Building 3, Goett Auditorium

"On the Origin of Time"

Perhaps the biggest question Stephen Hawking tried to answer in his extraordinary career was how the universe could have created conditions so perfectly hospitable to life.

Pondering this mystery led him to study the big bang origin, but his early work ran into a crisis when the math predicted many big bangs producing many universes, most far too bizarre to harbor life.

Holed up in theoretical physics departments across the globe, Hawking and I worked shoulder to shoulder for twenty years, to develop a novel quantum framework for early universe cosmology that could account for the emergence of life. At the heart of our cosmogony lies a physical theory that predicts that time and indeed physics itself fade away back into the big bang.

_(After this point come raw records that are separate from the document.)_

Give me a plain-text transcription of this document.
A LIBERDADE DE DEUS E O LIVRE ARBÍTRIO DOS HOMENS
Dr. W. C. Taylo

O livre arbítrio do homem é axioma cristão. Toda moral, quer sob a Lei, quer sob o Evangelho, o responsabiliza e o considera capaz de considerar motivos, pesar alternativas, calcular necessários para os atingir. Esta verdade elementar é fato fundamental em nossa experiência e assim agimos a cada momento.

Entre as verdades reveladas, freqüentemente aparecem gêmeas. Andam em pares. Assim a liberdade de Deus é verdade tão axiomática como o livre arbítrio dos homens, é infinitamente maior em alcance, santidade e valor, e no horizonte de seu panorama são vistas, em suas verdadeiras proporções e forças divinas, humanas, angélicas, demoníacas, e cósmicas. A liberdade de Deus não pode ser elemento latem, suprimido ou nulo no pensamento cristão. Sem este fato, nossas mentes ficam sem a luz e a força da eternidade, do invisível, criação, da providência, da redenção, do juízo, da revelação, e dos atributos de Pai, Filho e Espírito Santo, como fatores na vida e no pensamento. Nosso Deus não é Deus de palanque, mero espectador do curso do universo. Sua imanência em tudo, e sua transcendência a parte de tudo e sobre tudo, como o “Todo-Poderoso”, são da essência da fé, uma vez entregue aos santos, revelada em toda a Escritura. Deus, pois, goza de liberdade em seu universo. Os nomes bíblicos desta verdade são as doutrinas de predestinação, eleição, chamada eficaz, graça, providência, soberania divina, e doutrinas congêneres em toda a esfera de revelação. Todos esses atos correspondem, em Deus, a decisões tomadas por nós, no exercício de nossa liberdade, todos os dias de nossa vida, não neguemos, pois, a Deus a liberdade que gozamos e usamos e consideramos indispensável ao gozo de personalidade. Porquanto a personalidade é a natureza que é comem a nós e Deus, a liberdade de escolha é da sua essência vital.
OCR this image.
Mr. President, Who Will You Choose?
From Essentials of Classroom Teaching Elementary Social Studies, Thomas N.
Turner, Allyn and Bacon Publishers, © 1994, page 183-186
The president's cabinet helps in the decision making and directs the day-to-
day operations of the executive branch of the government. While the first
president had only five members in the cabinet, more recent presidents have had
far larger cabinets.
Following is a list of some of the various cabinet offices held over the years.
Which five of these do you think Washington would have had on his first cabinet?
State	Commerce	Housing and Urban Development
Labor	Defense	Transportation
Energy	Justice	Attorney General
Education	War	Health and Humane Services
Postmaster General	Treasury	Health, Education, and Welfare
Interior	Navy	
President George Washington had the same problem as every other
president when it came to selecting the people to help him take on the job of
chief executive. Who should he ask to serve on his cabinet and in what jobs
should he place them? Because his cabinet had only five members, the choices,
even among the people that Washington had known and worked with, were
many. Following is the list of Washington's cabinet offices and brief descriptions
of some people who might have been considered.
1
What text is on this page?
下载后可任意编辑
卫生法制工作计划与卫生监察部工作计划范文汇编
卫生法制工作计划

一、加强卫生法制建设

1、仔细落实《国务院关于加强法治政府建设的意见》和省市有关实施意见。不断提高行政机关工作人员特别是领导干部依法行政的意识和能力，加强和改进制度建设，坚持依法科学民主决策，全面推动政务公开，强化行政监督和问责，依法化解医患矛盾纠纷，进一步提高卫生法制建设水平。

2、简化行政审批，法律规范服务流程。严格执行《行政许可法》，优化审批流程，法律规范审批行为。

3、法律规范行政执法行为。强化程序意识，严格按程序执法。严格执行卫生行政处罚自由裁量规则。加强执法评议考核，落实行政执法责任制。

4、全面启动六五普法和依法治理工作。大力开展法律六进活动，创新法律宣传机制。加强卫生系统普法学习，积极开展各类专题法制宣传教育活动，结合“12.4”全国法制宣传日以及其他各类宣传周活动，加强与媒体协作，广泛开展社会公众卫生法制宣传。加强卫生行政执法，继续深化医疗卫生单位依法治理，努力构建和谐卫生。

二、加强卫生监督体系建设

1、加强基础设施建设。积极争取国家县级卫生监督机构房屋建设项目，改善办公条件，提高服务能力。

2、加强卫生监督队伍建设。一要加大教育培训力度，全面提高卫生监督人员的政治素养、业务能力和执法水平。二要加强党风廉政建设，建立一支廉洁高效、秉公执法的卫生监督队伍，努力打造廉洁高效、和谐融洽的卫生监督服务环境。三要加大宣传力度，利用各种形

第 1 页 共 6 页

In this colloquium I recount our quest to get a grip on the origin of time, and the bold new take on some of the universe’s fundamentals we are being led to.

About the Speaker:

Thomas Hertog is a theoretical cosmologist and long-time collaborator of Stephen Hawking. He received his doctorate from the University of Cambridge, joined the University of California at Santa Barbara as a research fellow in 2002 and became fellow at CERN, Geneva, in 2005. Currently Hertog is professor at the Institute for Theoretical Physics of the KU Leuven in Belgium, where he studies the quantum nature of black holes and the big bang. He also leads Belgium's participation in the ESA/NASA flagship mission LISA dedicated to the detection of gravitational waves. Hertog is the author of On the Origin of Time: Stephen Hawking's Final Theory (Random House, 2023), a monograph in which he advances a fundamentally evolutionary conception of physics.